Margot Robbie slips back into the clown makeup and pastel-colored fashion sense of Harley Quinn, the breakout character from 2016's Suicide Squad. The ADD-riddled paramour of Joker is no longer his main squeeze (Jared Leto's version of the villain is barely glimpsed but often referenced), and going solo has only made her more erratic. This plays out in a 4th wall-breaking, quippy, time-jumping, motor-mouthed narration that is both hilarious and patience-testing. We're speed raced through her origin story using a combo of live-action and animation, ending with her basically being thrown out on the street. She handles the break-up like any normal person would, with a lot of tears, a new haircut, eating herself into a food coma, buying a pet hyena, y'know how it goes. She also gets into a LOT of trouble, because now that Joker's no longer protecting her, it's open season on Harley Quinn and she's racked up a murderer's row of enemies.
It's an ingenious point driven home by writer Christina Hodson (Bumblebee, the upcoming Batgirl movie), that Harley Quinn is so used to being under Joker's umbrella that she never once had to think about the consequences of her actions. "A Harley Quinn is meant to serve", she weeps somberly to Dinah Lance aka Black Canary (Jurnee Smollett-Bell), while indulging at the nightclub of crime boss Roman Sionis aka Black Mask (a flamboyantly Walken-esque Ewan McGregor). Who is Harley Quinn without a master?
She's batshit insane, that's what, only without any guardrails, and the direction by Cathy Yan is appropriately heightened to match her broken psyche. A thin plot emerges involving a dead mob family's priceless diamond, which gets snapped up by teen pickpocket Cassandra Cain (Ella Jay Basco), who is being protected by cop-on-the-edge Renee Montoya (Rosie Perez), who enlists Black Canary for help, only to run afoul of vengeful assassin the Huntress (Mary Elizabeth Winstead, great at playing deadly serious). These vigilante Spice Girls must team up to stop Black Mask and his face-removing thug Victor Szasz (an unrecognizably creepy Chris Messina) from getting their hands on Cassandra.
There is no shortage of toxic men for these gals to beat up on, and Birds of Prey works best when it goes full-on riot squad. The wilder it gets, the better, like a Terminator-esque siege sequence with Harley Quinn shooting up a police station with a bean bag gun full of glitter, or a chase sequence in which she tries desperately to save the one thing in life she still cares for...a bacon, egg, and cheese sandwich. Quieter moments find Harley Quinn ruminating on her need to break free from the abusive relationships that have defined her (hence the movie's "Fantabulous Emancipation" subtitle), but it would be too much to say these times are especially deep. They're enough to give the talented Robbie a little more to do than bash skulls with a giant mallet and crack jokes. Robbie is totally in sync with this character, and in two short films has elevated her from colorful sidekick to figure of female empowerment...albeit one with a penchant for breaking legs. The contrasts within Harley, that she's a maniacal villain seeking to help an endangered child, mirror the conflicts within all of these women. Each of them must become something new, embrace a different part of themselves, if there's any hope of them working together and surviving. The theme of evolving beyond past traumas is common among male superhero characters (hello, Batman!!) and it's refreshing to see it in a major film with some of DC Comics' best heroines.

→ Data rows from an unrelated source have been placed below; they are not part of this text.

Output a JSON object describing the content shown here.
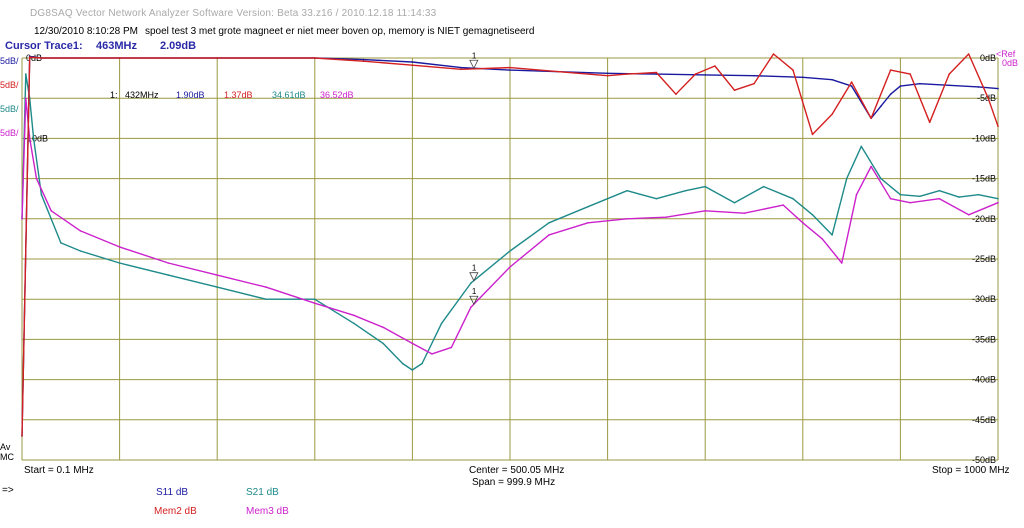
{
  "window": {
    "title": "DG8SAQ Vector Network Analyzer Software   Version:  Beta 33.z16 / 2010.12.18 11:14:33"
  },
  "meta": {
    "date": "12/30/2010   8:10:28 PM",
    "note": "spoel test 3 met grote magneet er niet meer boven op, memory is NIET gemagnetiseerd"
  },
  "cursor": {
    "label": "Cursor Trace1:",
    "freq": "463MHz",
    "value": "2.09dB"
  },
  "readout": {
    "index": "1:",
    "freq": "432MHz",
    "s11": "1.90dB",
    "mem2": "1.37dB",
    "s21": "34.61dB",
    "mem3": "36.52dB"
  },
  "status": {
    "line1": "Av",
    "line2": "MC"
  },
  "xaxis": {
    "start": "Start = 0.1 MHz",
    "center": "Center = 500.05 MHz",
    "span": "Span = 999.9 MHz",
    "stop": "Stop = 1000 MHz"
  },
  "left_edge_labels": [
    "5dB/",
    "5dB/",
    "5dB/",
    "5dB/"
  ],
  "arrow": "=>",
  "legend": {
    "s11": "S11    dB",
    "s21": "S21    dB",
    "mem2": "Mem2  dB",
    "mem3": "Mem3  dB"
  },
  "colors": {
    "s11": "#1a1aa0",
    "s21": "#1f8a8a",
    "mem2": "#d42020",
    "mem3": "#cc22cc",
    "grid": "#9a9a40",
    "ref": "#cc22cc"
  },
  "chart_data": {
    "type": "line",
    "xlabel": "",
    "ylabel": "",
    "xlim": [
      0.1,
      1000
    ],
    "ylim": [
      -50,
      0
    ],
    "ytick_labels": [
      "0dB",
      "-5dB",
      "-10dB",
      "-15dB",
      "-20dB",
      "-25dB",
      "-30dB",
      "-35dB",
      "-40dB",
      "-45dB",
      "-50dB"
    ],
    "ytick_values": [
      0,
      -5,
      -10,
      -15,
      -20,
      -25,
      -30,
      -35,
      -40,
      -45,
      -50
    ],
    "ref_label": "<Ref",
    "ref_value": "0dB",
    "grid": true,
    "marker": {
      "label": "1",
      "x": 463
    },
    "series": [
      {
        "key": "s11",
        "name": "S11",
        "x": [
          0.1,
          8,
          20,
          100,
          200,
          300,
          350,
          400,
          450,
          500,
          550,
          600,
          650,
          700,
          750,
          800,
          830,
          850,
          870,
          880,
          890,
          900,
          920,
          950,
          980,
          1000
        ],
        "y": [
          -47,
          0.2,
          0,
          0,
          0,
          0,
          -0.2,
          -0.5,
          -1.2,
          -1.5,
          -1.7,
          -1.9,
          -2.0,
          -2.1,
          -2.2,
          -2.4,
          -2.7,
          -3.5,
          -7.5,
          -6.0,
          -4.5,
          -3.5,
          -3.2,
          -3.4,
          -3.6,
          -3.8
        ]
      },
      {
        "key": "mem2",
        "name": "Mem2",
        "x": [
          0.1,
          8,
          20,
          100,
          200,
          300,
          350,
          400,
          450,
          500,
          550,
          600,
          620,
          650,
          670,
          690,
          710,
          730,
          750,
          770,
          790,
          810,
          830,
          850,
          870,
          890,
          910,
          930,
          950,
          970,
          990,
          1000
        ],
        "y": [
          -47,
          0.1,
          0,
          0,
          0,
          0,
          -0.4,
          -0.9,
          -1.4,
          -1.2,
          -1.7,
          -2.2,
          -2.0,
          -1.8,
          -4.5,
          -2.0,
          -1.0,
          -4.0,
          -3.2,
          0.5,
          -1.5,
          -9.5,
          -7.0,
          -3.0,
          -7.5,
          -1.5,
          -2.0,
          -8.0,
          -2.0,
          0.5,
          -5.0,
          -8.5
        ]
      },
      {
        "key": "s21",
        "name": "S21",
        "x": [
          0.1,
          4,
          8,
          12,
          20,
          40,
          60,
          100,
          150,
          200,
          250,
          300,
          340,
          370,
          390,
          400,
          410,
          430,
          460,
          500,
          540,
          580,
          620,
          650,
          680,
          700,
          730,
          760,
          790,
          810,
          830,
          845,
          860,
          880,
          900,
          920,
          940,
          960,
          980,
          1000
        ],
        "y": [
          -20,
          -2,
          -5,
          -10,
          -17,
          -23,
          -24,
          -25.5,
          -27,
          -28.5,
          -30,
          -30,
          -33,
          -35.5,
          -38,
          -38.8,
          -38,
          -33,
          -28,
          -24,
          -20.5,
          -18.5,
          -16.5,
          -17.5,
          -16.5,
          -16,
          -18,
          -16,
          -17.5,
          -19.5,
          -22,
          -15,
          -11,
          -15,
          -17,
          -17.2,
          -16.5,
          -17.3,
          -17,
          -17.5
        ]
      },
      {
        "key": "mem3",
        "name": "Mem3",
        "x": [
          0.1,
          4,
          8,
          15,
          30,
          60,
          100,
          150,
          200,
          250,
          300,
          340,
          370,
          400,
          420,
          440,
          460,
          500,
          540,
          580,
          620,
          660,
          700,
          740,
          780,
          800,
          820,
          840,
          855,
          870,
          890,
          910,
          940,
          970,
          1000
        ],
        "y": [
          -20,
          -5,
          -10,
          -15,
          -19,
          -21.5,
          -23.5,
          -25.5,
          -27,
          -28.5,
          -30.5,
          -32,
          -33.5,
          -35.5,
          -36.8,
          -36,
          -31,
          -26,
          -22,
          -20.5,
          -20,
          -19.8,
          -19,
          -19.3,
          -18.3,
          -20.5,
          -22.5,
          -25.5,
          -17,
          -13.5,
          -17.5,
          -18,
          -17.5,
          -19.5,
          -18
        ]
      }
    ]
  }
}
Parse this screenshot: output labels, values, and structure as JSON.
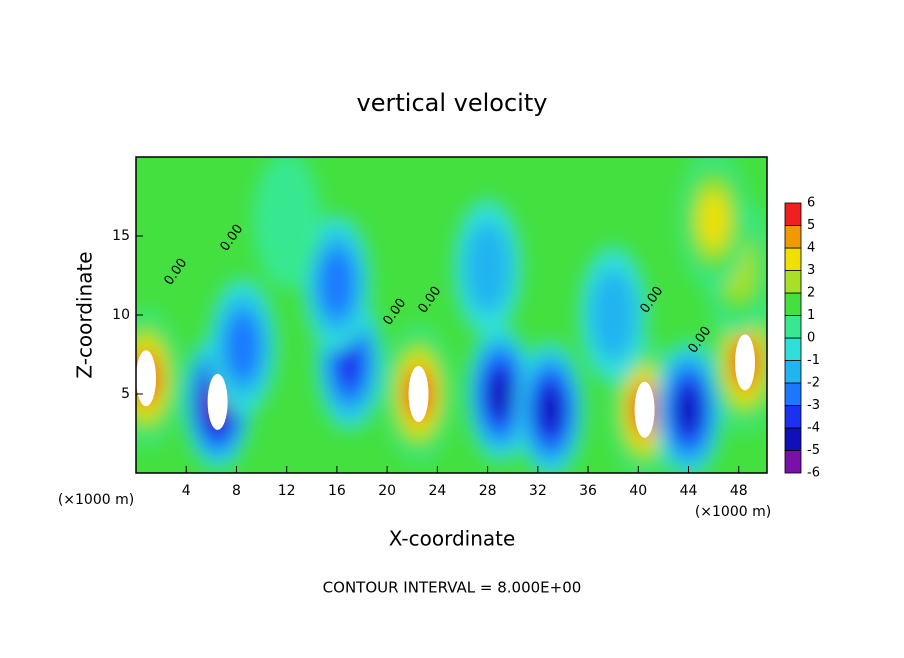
{
  "chart_data": {
    "type": "contour",
    "title": "vertical velocity",
    "x_label": "X-coordinate",
    "y_label": "Z-coordinate",
    "x_unit_left": "(×1000 m)",
    "x_unit_right": "(×1000 m)",
    "footer": "CONTOUR INTERVAL = 8.000E+00",
    "contour_labels": [
      "0.00",
      "0.00",
      "0.00",
      "0.00",
      "0.00",
      "0.00"
    ],
    "xlim": [
      0,
      50.25
    ],
    "ylim": [
      0,
      20
    ],
    "xticks": [
      4,
      8,
      12,
      16,
      20,
      24,
      28,
      32,
      36,
      40,
      44,
      48
    ],
    "yticks": [
      5,
      10,
      15
    ],
    "background_color": "#44e040",
    "colorbar": {
      "levels": [
        -6,
        -5,
        -4,
        -3,
        -2,
        -1,
        0,
        1,
        2,
        3,
        4,
        5,
        6
      ],
      "colors": [
        "#7a10a8",
        "#1010b8",
        "#1c30f0",
        "#1c78ff",
        "#20b4f0",
        "#30e0d8",
        "#38e890",
        "#44e040",
        "#a8e028",
        "#f0e000",
        "#f09a00",
        "#f02020",
        "#f08a8a"
      ]
    },
    "field": {
      "x": [
        0.8,
        6.5,
        8.5,
        17,
        16,
        22.5,
        29,
        33,
        40.5,
        44,
        48.5,
        48,
        28,
        38,
        12,
        46
      ],
      "z": [
        6,
        4.5,
        8,
        7,
        12,
        5,
        5,
        4,
        4,
        4,
        7,
        13,
        13,
        10,
        16,
        16
      ],
      "values": [
        6,
        -6,
        -3,
        -4,
        -3,
        6,
        -5,
        -5,
        6,
        -5,
        6,
        3,
        -1.5,
        -2,
        0.5,
        4
      ]
    }
  }
}
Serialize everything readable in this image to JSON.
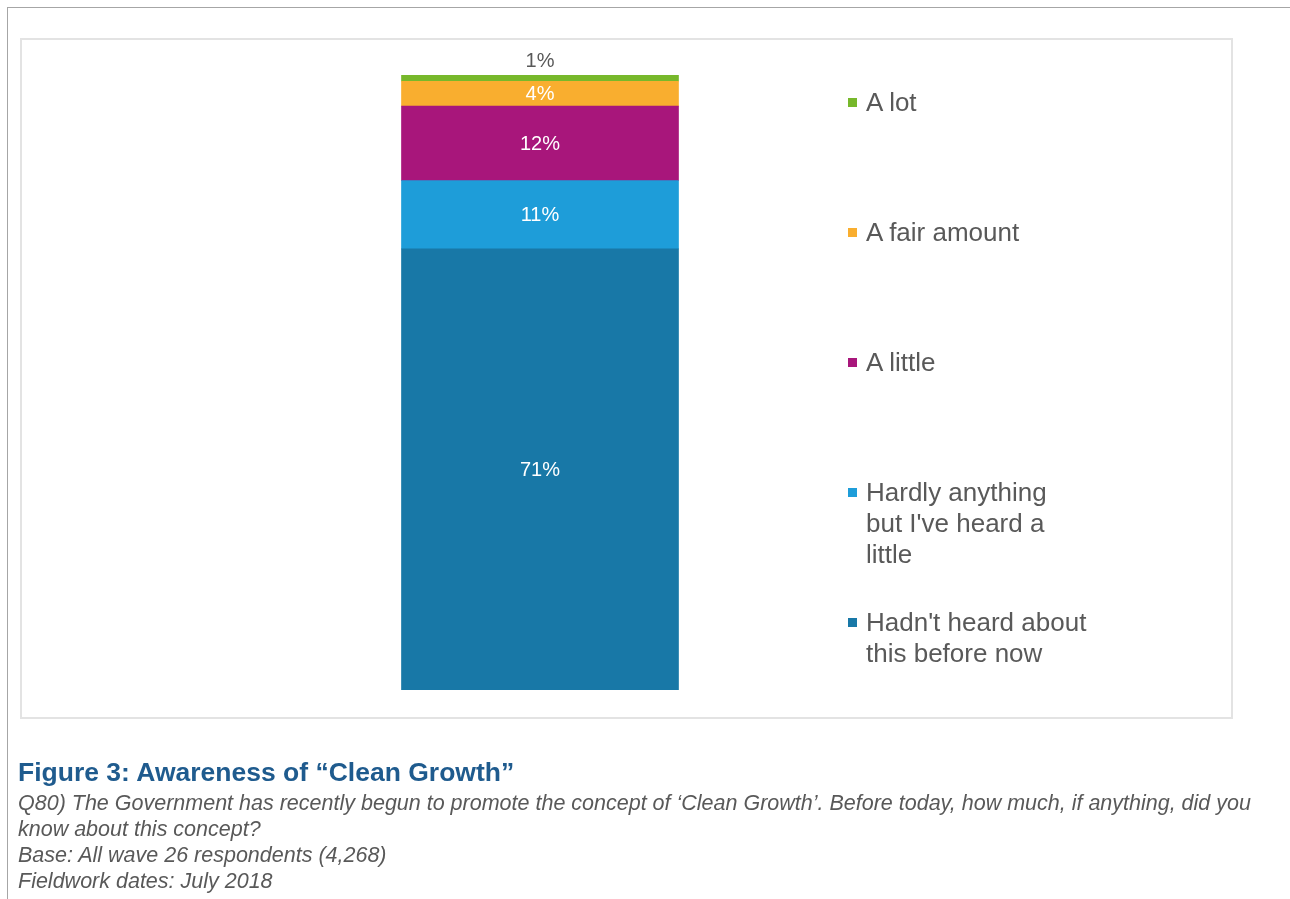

Fueled by a roaring soundtrack of stage-setting rock hits ("Barracuda" plays during one notable scene) and manic cinematography by Matthew Libatique, Birds of Prey is undeniably loud and superficially stylish, recalling the early works of Tarantino or his copycats. There's a random Marilyn Monroe music video sequence that feels ripped from a different movie, but y'know what, it works. Yan throws everything against the wall to see what splatters and sticks, and nearly all of it does. If you're going to make a movie from Harley Quinn's fractured personality, this is how you do it. Go big. And that includes the action which includes plenty of slick John Wick-style fights (the plot is pretty similar, too) elevated to Deadpool levels of comic inappropriateness. The violence is brutal, sadistic, and clashes with the overall cartoonish tone. To put a point on it, the little girl dressed as Harley Quinn in front of me had to have her eyes shielded by her mother on more than one occasion.
As a spinoff of Suicide Squad, there are stylistic similarities in attitude and atmosphere, but Birds of Prey embraces its crazy and leaves nothing left to chance. While it doesn't all come together perfectly, the gamble pays off in emancipating the film from the confines of a tired genre.